Nicholas Epley verkreeg zijn bachelor in de psychologie en filosofie in 1996 aan het Saint Olaf College in Minnesota en zijn masters psychologie in 2001 aan de Cornell-universiteit. Sinds 2005 is hij verbonden aan de Booth-faculteit van de Universiteit van Chicago.

Epley doet onderzoek naar sociale cognities, het perspectief dat men hanteert en de rol die intuïtie speelt in het oordeel over de ander. Zijn bevindingen zijn gepubliceerd in meer dan twintig tijdschriften, zoals de Journal of Personality and Social Psychology en Journal of Experimental Social Psychology.[2] Ook levert hij bijdragen aan de Wall Street Journal, CNN en Wired.

Onderzoek bewerken

Mensenkennis bewerken

Wat mensen denken is een onderwerp dat vooral bestudeerd wordt in de neurowetenschappen. Proefpersonen worden in een MRI-scanner gelegd en gekleurde beelden in delen van het brein lichten op, waar denkprocessen bij betrokken zijn. Maar daarmee kennen we de gedachten (nog) niet.

We menen vaak te weten wat andere mensen denken en willen. Maar kloppen onze aannames wel? Weten we inderdaad wat er omgaat in onze partners, kinderen, vrienden of collega's? Naast persoonlijke anekdotes, beschrijft Epley in Mindwise vooral klassieke observaties en experimenten uit de sociale psychologie. Hij laat zien wat wetenschappers ontdekt hebben over ons talent om ons in te leven in een ander en de fouten die we daarbij onbewust maar stelselmatig maken.
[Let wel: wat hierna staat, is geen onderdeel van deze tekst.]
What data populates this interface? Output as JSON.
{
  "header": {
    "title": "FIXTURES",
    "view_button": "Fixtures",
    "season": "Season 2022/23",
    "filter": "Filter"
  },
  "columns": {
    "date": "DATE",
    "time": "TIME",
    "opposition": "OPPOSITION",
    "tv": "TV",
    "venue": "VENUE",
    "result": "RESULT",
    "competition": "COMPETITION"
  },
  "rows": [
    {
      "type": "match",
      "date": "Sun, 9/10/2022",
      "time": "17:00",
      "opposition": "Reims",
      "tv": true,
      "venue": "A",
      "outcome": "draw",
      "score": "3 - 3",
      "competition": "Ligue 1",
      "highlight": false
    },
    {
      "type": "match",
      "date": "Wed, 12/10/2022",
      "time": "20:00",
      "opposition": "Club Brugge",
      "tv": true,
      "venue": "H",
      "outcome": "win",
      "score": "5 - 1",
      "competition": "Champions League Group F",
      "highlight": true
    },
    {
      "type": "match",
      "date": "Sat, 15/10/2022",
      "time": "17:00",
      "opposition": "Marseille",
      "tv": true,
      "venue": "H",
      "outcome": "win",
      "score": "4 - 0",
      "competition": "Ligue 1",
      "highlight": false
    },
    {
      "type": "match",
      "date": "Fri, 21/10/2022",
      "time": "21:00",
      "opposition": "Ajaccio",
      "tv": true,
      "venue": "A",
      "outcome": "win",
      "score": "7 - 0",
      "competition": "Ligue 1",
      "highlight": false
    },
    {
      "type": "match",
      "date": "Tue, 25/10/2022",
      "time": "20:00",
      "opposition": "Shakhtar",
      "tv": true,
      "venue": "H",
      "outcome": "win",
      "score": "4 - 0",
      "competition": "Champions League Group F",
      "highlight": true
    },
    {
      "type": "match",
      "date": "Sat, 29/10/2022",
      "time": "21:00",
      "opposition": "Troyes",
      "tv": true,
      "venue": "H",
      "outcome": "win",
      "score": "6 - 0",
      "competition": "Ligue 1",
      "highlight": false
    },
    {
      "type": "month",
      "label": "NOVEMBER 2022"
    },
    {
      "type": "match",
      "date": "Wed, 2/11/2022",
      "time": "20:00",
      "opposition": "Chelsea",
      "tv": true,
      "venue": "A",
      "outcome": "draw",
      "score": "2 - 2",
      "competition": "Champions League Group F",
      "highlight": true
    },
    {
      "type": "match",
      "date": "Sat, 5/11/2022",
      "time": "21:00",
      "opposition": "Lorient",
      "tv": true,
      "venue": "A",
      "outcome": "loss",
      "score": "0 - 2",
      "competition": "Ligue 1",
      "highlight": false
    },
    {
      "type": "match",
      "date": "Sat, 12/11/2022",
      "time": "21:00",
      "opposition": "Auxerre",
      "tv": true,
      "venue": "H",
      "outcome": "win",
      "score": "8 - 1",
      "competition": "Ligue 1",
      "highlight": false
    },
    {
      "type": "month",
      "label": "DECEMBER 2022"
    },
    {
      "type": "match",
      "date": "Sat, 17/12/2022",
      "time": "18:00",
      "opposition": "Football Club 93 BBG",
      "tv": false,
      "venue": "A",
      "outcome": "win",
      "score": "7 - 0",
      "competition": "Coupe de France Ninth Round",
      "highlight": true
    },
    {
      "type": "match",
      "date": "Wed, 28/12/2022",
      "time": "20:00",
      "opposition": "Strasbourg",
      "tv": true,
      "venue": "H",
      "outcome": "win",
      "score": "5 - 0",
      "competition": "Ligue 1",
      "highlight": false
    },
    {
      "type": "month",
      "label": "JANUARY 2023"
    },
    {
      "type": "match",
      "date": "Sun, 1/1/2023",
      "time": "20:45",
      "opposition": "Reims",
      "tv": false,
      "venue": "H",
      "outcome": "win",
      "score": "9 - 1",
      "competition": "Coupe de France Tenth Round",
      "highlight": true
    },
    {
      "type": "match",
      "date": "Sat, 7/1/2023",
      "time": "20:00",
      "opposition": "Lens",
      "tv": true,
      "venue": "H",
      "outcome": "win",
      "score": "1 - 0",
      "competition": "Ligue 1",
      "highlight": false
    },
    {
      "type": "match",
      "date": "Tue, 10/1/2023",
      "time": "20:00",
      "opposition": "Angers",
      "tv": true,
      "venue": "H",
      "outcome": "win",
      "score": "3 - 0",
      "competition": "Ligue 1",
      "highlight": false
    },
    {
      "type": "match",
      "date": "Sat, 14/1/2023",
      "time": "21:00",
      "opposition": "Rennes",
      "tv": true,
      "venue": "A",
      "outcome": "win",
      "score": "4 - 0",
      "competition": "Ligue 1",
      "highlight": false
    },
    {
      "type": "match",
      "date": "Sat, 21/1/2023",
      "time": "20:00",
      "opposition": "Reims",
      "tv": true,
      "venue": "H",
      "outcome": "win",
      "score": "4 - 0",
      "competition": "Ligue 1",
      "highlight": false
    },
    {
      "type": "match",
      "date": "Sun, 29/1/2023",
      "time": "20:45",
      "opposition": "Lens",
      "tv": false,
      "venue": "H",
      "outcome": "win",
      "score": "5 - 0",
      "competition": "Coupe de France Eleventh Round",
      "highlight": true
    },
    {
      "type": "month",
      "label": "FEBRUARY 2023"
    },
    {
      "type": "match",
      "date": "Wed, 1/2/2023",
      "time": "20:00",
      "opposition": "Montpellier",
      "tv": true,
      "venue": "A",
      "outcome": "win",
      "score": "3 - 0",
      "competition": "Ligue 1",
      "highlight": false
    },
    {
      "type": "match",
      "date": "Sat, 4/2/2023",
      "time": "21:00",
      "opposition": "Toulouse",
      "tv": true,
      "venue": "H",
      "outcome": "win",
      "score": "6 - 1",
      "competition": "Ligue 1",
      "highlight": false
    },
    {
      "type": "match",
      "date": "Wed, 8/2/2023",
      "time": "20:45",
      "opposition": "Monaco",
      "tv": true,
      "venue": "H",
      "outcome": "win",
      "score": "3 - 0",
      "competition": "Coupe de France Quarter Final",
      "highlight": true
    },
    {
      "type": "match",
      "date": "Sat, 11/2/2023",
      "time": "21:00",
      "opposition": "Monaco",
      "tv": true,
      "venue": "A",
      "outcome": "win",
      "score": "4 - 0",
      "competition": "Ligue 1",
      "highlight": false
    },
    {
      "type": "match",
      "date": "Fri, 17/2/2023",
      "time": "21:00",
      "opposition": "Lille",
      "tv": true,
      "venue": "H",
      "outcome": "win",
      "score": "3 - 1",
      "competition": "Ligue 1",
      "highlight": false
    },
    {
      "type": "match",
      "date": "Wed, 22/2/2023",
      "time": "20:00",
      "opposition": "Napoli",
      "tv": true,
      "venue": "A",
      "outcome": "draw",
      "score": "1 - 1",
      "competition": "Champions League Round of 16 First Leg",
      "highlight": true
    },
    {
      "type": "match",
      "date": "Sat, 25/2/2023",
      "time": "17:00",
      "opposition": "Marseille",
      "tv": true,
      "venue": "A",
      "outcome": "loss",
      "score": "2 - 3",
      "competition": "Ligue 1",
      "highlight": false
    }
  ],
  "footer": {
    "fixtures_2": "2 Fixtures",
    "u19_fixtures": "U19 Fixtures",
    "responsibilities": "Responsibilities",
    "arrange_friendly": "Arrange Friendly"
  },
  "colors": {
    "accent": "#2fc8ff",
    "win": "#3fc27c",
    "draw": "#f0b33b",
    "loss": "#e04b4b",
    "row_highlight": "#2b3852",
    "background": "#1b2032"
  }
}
Volgens Epley kan de mens een zesde zintuig ontwikkelen, waarmee hij kan zien wat er in anderen omgaat: het vermogen om aan te voelen wat een ander denkt. Feilloos werkt dit zintuig niet. We dichten anderen, als het ons zo uitkomt, onze eigen egoïstische gedachten toe, overschatten onszelf en onderschatten de ander en geven aan vertrouwde opvattingen een hogere score dan aan afwijkende opvattingen. [3]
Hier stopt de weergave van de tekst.